Dr. Andrew Futreal aims to accelerate the translation of genomic technologies into therapeutic applications. Before joining MD Anderson in July 2012, he was the co-director of the Cancer Genome Project at the Wellcome Trust Sanger Institute, where he continues to be an honorary faculty member. His chief scientific accomplishments include the identification of the BRCA1 and BRCA2 breast/ovarian cancer susceptibility genes, leading a pioneering effort in large-scale systematic cancer genomics leading to the identification the BRAF mutations in melanoma, ERBB2 mutations in non-small cell lung cancer and multiple new cancer genes in renal cell carcinoma. He has published over 182 papers in peer-reviewed journals. He received the NIH Public Service Award in 1995 for discovering the BRCA1 gene involved in subsets of breast and ovarian cancer.

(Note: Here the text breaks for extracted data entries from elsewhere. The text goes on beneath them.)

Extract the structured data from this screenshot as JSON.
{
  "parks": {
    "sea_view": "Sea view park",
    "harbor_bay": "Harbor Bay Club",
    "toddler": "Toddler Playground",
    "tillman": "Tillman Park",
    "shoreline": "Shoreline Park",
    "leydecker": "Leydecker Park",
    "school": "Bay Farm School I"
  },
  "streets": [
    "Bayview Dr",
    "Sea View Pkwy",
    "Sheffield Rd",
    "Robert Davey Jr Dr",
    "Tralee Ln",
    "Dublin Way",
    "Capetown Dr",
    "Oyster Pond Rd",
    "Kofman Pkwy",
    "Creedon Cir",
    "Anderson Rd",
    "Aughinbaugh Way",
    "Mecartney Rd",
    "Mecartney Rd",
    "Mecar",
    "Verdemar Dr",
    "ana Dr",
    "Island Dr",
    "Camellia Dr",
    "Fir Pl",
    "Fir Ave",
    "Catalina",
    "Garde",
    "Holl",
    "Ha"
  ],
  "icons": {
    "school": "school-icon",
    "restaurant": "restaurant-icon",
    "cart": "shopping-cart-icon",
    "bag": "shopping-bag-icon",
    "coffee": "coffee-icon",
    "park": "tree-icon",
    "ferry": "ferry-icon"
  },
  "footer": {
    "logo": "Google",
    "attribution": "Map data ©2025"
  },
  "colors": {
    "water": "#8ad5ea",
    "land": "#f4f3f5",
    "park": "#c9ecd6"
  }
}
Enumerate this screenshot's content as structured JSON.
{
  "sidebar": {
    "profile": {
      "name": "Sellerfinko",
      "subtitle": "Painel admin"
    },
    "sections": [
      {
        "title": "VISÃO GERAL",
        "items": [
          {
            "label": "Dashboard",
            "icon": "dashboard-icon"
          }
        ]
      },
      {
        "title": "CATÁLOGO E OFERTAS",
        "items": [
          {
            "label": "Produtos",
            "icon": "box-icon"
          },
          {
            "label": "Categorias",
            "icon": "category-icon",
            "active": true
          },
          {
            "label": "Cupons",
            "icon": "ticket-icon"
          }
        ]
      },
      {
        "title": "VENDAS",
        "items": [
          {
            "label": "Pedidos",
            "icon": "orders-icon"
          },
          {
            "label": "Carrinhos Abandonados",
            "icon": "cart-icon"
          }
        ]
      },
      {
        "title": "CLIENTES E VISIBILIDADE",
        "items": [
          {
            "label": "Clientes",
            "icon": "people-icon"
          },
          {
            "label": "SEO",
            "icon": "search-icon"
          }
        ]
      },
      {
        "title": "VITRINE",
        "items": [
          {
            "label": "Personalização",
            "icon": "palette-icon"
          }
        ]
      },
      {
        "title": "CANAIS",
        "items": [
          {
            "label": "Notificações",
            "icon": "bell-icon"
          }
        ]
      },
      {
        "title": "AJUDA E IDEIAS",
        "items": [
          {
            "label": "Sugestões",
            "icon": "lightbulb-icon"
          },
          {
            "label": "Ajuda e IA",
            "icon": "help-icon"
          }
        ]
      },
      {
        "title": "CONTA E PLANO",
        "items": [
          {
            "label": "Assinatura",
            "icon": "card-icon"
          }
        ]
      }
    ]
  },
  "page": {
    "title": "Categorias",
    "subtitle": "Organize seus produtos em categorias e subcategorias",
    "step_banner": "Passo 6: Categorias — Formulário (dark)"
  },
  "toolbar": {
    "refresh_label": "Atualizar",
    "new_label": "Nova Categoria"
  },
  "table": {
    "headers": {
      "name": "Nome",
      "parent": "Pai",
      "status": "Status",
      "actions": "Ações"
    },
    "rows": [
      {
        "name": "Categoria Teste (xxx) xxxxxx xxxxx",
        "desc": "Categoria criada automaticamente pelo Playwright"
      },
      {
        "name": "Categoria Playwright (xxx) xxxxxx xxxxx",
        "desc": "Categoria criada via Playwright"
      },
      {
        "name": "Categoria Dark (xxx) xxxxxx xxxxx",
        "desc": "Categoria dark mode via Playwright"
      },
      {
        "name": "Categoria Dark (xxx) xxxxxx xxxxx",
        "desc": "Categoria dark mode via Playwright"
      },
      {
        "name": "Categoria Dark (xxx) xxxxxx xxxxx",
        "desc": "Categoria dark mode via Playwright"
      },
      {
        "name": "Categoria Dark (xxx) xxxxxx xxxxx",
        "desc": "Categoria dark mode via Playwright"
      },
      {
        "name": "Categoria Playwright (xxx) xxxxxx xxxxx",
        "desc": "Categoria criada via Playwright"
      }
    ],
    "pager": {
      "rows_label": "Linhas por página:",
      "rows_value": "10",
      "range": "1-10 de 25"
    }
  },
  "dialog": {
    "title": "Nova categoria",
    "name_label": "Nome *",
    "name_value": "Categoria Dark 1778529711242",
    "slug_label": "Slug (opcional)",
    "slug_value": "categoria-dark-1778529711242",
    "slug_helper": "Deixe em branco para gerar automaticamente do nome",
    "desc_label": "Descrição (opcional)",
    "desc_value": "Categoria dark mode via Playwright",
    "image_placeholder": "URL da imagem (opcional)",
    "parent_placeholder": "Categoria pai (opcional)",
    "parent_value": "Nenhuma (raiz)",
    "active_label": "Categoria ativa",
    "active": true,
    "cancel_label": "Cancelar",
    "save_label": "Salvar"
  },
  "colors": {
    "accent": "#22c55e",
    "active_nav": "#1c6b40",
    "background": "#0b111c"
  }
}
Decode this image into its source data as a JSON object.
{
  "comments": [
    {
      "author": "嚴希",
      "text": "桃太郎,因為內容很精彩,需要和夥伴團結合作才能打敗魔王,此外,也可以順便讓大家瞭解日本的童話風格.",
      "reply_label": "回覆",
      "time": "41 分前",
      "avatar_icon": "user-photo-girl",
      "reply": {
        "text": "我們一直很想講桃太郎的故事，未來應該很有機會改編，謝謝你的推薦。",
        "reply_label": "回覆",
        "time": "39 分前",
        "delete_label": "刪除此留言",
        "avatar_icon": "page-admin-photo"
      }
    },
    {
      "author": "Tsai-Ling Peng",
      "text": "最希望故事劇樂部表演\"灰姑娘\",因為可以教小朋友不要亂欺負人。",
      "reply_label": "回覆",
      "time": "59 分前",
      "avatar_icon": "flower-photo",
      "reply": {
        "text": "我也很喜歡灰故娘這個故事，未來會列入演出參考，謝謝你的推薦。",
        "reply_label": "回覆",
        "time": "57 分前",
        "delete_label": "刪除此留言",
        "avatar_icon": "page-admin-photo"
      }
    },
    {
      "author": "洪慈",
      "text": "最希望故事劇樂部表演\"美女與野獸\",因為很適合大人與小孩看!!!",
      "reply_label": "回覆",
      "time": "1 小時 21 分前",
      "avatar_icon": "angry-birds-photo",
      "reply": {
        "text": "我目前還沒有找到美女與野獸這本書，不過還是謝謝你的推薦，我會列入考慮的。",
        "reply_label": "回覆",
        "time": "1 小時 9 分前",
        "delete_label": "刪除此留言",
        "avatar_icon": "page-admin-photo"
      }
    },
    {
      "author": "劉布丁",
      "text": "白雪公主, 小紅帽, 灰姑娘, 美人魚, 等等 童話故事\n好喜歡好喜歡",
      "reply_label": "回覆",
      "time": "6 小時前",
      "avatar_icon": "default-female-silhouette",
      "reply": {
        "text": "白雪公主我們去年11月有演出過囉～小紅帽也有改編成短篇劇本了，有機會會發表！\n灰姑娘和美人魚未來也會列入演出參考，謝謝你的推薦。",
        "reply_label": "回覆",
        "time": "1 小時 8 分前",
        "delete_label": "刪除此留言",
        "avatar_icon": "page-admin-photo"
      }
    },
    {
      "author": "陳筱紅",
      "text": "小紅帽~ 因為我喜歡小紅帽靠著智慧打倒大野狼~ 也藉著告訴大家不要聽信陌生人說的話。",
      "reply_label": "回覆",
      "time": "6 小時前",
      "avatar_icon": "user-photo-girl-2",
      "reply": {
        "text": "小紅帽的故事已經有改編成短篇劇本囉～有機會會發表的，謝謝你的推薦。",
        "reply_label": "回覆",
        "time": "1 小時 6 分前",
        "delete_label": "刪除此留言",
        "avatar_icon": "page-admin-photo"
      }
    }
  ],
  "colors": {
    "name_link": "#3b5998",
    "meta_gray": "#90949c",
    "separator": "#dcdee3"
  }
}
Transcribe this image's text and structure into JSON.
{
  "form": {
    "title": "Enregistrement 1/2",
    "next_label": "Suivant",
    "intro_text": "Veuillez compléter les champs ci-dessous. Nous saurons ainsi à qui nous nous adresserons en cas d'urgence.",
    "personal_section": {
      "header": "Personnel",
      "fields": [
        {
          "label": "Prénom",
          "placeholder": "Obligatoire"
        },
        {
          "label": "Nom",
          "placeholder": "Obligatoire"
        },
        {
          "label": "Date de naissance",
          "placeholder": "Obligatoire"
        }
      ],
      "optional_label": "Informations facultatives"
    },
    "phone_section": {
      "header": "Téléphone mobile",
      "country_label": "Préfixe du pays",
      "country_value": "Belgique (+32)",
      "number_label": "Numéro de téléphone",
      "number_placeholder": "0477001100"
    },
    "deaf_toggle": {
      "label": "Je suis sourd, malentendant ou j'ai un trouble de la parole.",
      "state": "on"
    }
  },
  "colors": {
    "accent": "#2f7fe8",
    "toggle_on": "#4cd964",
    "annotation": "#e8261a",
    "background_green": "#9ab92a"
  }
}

At MD Anderson, Dr. Futreal applies his knowledge of cancer genomics to improve both short-term and long-term patient outcomes extending to cancer survivorship. He is a platform leader for genomics and informatics for the Moonshot initiative. The big challenge in sifting through patient genomic data to mine clinically useful information is comprehending heterogeneity. Not only are tumors heterogeneous from one patient to another, but there is also intratumor heterogeneity—a state where subclonal subpopulations within the same tumor accumulate different kinds of mutations over time. All these factors make genomic data interpretation a task of mammoth complexity, and he plans to tackle it by integrating datasets from patient populations and analyzing them across time to identify genomic determinants of response, resistance, toxicity and survival in order to improve patient outcomes.